Gene de asıl mesele fiziki şartlar. Meydanda kazılmış ve çıplak inşaat alanları var. Altyapı yok. Kitle ancak çevre esnafının sağladığı imkânlarla çeşitli ihtiyaçlarını karşılıyor. Onların yavaş yavaş yaşayacağı bıkkınlık kitle için yeni sıkıntılar üretecek. Bugün orada bir "gökkuşağı koalisyonu" oluşturarak, dünyanın en güzel demokrasi ve ortak yaşama örneğini veren bu kitle hızla lojistik sıkıntılara açık bir noktada.

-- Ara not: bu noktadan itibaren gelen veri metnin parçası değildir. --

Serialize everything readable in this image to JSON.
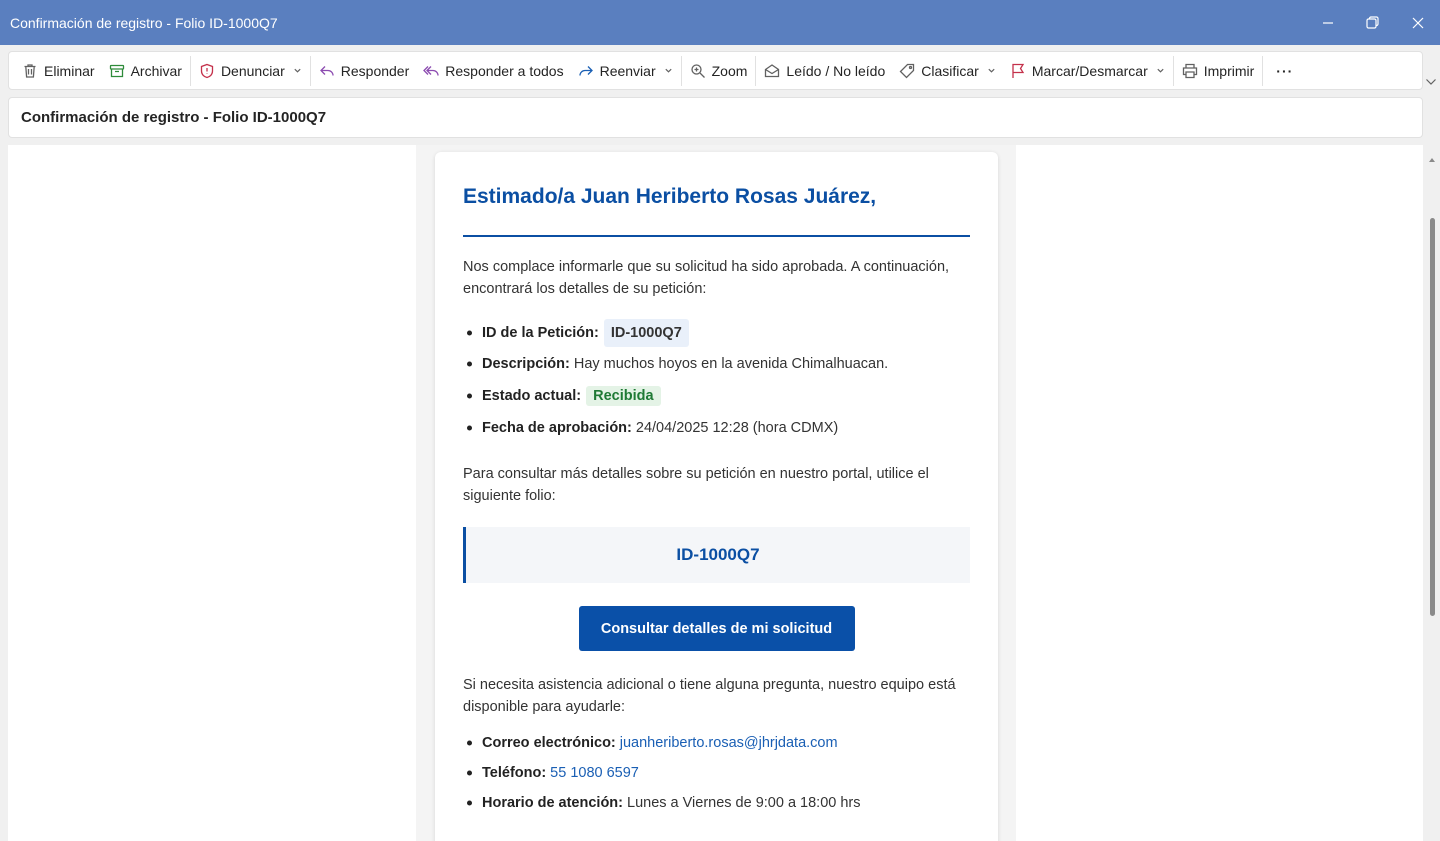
{
  "window": {
    "title": "Confirmación de registro - Folio ID-1000Q7"
  },
  "toolbar": {
    "items": [
      {
        "label": "Eliminar",
        "icon": "trash-icon"
      },
      {
        "label": "Archivar",
        "icon": "archive-icon"
      },
      {
        "label": "Denunciar",
        "icon": "shield-icon"
      },
      {
        "label": "Responder",
        "icon": "reply-icon"
      },
      {
        "label": "Responder a todos",
        "icon": "reply-all-icon"
      },
      {
        "label": "Reenviar",
        "icon": "forward-icon"
      },
      {
        "label": "Zoom",
        "icon": "zoom-icon"
      },
      {
        "label": "Leído / No leído",
        "icon": "envelope-icon"
      },
      {
        "label": "Clasificar",
        "icon": "tag-icon"
      },
      {
        "label": "Marcar/Desmarcar",
        "icon": "flag-icon"
      },
      {
        "label": "Imprimir",
        "icon": "printer-icon"
      },
      {
        "label": "···",
        "icon": "more-icon"
      }
    ]
  },
  "subject": "Confirmación de registro - Folio ID-1000Q7",
  "email": {
    "greeting": "Estimado/a Juan Heriberto Rosas Juárez,",
    "intro": "Nos complace informarle que su solicitud ha sido aprobada. A continuación, encontrará los detalles de su petición:",
    "details": {
      "id_label": "ID de la Petición:",
      "id_value": "ID-1000Q7",
      "desc_label": "Descripción:",
      "desc_value": "Hay muchos hoyos en la avenida Chimalhuacan.",
      "status_label": "Estado actual:",
      "status_value": "Recibida",
      "date_label": "Fecha de aprobación:",
      "date_value": "24/04/2025 12:28 (hora CDMX)"
    },
    "consult_text": "Para consultar más detalles sobre su petición en nuestro portal, utilice el siguiente folio:",
    "folio": "ID-1000Q7",
    "button_label": "Consultar detalles de mi solicitud",
    "assist_text": "Si necesita asistencia adicional o tiene alguna pregunta, nuestro equipo está disponible para ayudarle:",
    "contact": {
      "email_label": "Correo electrónico:",
      "email_value": "juanheriberto.rosas@jhrjdata.com",
      "phone_label": "Teléfono:",
      "phone_value": "55 1080 6597",
      "hours_label": "Horario de atención:",
      "hours_value": "Lunes a Viernes de 9:00 a 18:00 hrs"
    }
  },
  "colors": {
    "titlebar": "#5a7fbf",
    "accent": "#0b4fa3",
    "button": "#0a50a8",
    "status_bg": "#e4f3e6",
    "status_text": "#1f7a35"
  }
}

Sorunu demokratik bir yoldan çözme niyeti doğrultusunda direnişçiler temsil gücü yüksek ve tüm katılımcıların kabulleneceği bir görüşme heyeti seçip bunu hükümete bildirmelidir.
Bu gerçekleşemiyorsa daha önce çeşitli olaylar sırasında olduğu gibi bir Akil Adamlar Heyeti kurulmalıdır. Bu heyet iki tarafın katılımıyla saptanmalıdır.
Fiili şiddet eylemlerine karışmamış kimse hakkında direnişin sona ermesinden sonra takibatta bulunulmayacağı güvencesi verilmelidir.
Meydanda gerekiyorsa bir gözlemci grubun kalmasına olanak tanınmalı, onların altyapı ihtiyaçları karşılanmalıdır. Meydanın boşaltılması için makul bir süre tanınmalı o süre zarfında güvenlik kuvvetleri müdahalede bulunmamalıdır.